Whilst undoubtedly a bundle of joy, babies also require a bundle of cash. Common purchases before the arrival of a baby include a buggy, car seat and clothes which cost expectant parents an average of £2,700 before their child's first birthday. And to fund this extra expense, it should come as no surprise that new parents are increasingly borrowing money to help meet these costs.
This endlessly-growing list of baby essentials doesn't stop, and in the years that follow several other costs amount, such as the move to a larger property which can accommodate an ever expanding brood; the purchase of a family car, and child-proofing the house; all of which contribute towards the need to borrow money.
In the last five years alone, expectant parents have borrowed over £2.32 billion in loans to prepare for their new arrivals - that's nearly the equivalent of Donald Trumps' net worth.

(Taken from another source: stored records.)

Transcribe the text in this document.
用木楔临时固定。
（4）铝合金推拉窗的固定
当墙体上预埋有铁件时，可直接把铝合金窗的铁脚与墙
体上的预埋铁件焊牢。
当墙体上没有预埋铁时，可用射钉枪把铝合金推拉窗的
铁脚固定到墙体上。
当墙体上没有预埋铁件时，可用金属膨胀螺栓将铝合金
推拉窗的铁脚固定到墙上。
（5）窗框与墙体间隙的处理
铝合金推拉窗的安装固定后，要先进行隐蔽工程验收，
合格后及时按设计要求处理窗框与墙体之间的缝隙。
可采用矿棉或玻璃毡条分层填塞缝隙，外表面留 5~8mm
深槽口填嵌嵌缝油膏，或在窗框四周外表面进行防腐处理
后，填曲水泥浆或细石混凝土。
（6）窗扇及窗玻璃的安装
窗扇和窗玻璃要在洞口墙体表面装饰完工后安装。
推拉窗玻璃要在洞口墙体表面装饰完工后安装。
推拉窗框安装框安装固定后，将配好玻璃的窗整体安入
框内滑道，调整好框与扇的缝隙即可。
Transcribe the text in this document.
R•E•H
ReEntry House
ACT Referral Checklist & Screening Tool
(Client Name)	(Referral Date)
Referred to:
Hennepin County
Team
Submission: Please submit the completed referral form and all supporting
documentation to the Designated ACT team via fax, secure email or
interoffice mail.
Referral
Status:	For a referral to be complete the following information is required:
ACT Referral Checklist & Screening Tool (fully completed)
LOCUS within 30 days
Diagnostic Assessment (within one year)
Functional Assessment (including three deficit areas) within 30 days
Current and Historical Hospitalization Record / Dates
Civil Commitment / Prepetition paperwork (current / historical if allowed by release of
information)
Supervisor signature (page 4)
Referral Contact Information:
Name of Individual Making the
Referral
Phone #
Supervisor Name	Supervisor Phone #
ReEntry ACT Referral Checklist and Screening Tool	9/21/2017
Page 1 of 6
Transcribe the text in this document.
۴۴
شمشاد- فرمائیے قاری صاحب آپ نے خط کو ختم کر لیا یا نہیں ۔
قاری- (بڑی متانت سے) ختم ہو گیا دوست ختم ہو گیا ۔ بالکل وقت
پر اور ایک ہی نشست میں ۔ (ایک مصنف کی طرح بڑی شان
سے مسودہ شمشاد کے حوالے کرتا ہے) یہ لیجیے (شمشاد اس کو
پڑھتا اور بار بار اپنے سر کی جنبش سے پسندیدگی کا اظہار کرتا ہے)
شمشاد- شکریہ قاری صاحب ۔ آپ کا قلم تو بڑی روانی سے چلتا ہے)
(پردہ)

When you look at the actual individual loans, the figure fluctuates as parents' choices impact their levels of expense. Mums that choose to breastfeed for instance, save approximately £285 in the first sixth months. And whilst the temptation to lavish a new born with the best of everything is indeed great, opting to accept the offers of hand-me-downs is also a big cost-cutter. Nonetheless, there is no getting around the fact that a new baby is going to be expensive and will continue to cost money.
With rising household costs and government cutbacks, many families have had a tough year. UK wide, parents-to-be are now up to £1,800 worse off than they were last year, so it is understandable that some families need an extra financial boost to be able to welcome their new addition to the world.
We've seen an increase in the amount our members are borrowing, but although the amount we're lending has increased, consumers are continuing to adopt a cautious approach to borrowing through unsecured lending such as loans.
With the instability of the current economic climate, this cautious approach may well be due to the fact that many Brits face uncertainty as to how long it will be until they are required to borrow again. With the average cost of raising a child until they are 21 now hitting almost £210,000, with the added burden of increased tuition fees, the need for parents to borrow for their children's future is becoming increasingly common.
Most of our family members see borrowing in the short term a necessary investment in their child's long term future, which may account for the £9million increase in loans we have seen in the last year.
But expectant parents need not despair. There are small changes you can make which help to cut back the costs. Preparation is also the key to keeping finances in check. Buying items in the sale which you may need later is always a good way to minimize spending and use comparison sites and cash back sites to maximise savings on essential purchases. And remember, it's never too early to start a savings account for your new arrival. Saving just £20 a month in an account like our junior savings account will build up a nice nest egg of over £4,000 for when your bundle of joy turns 18.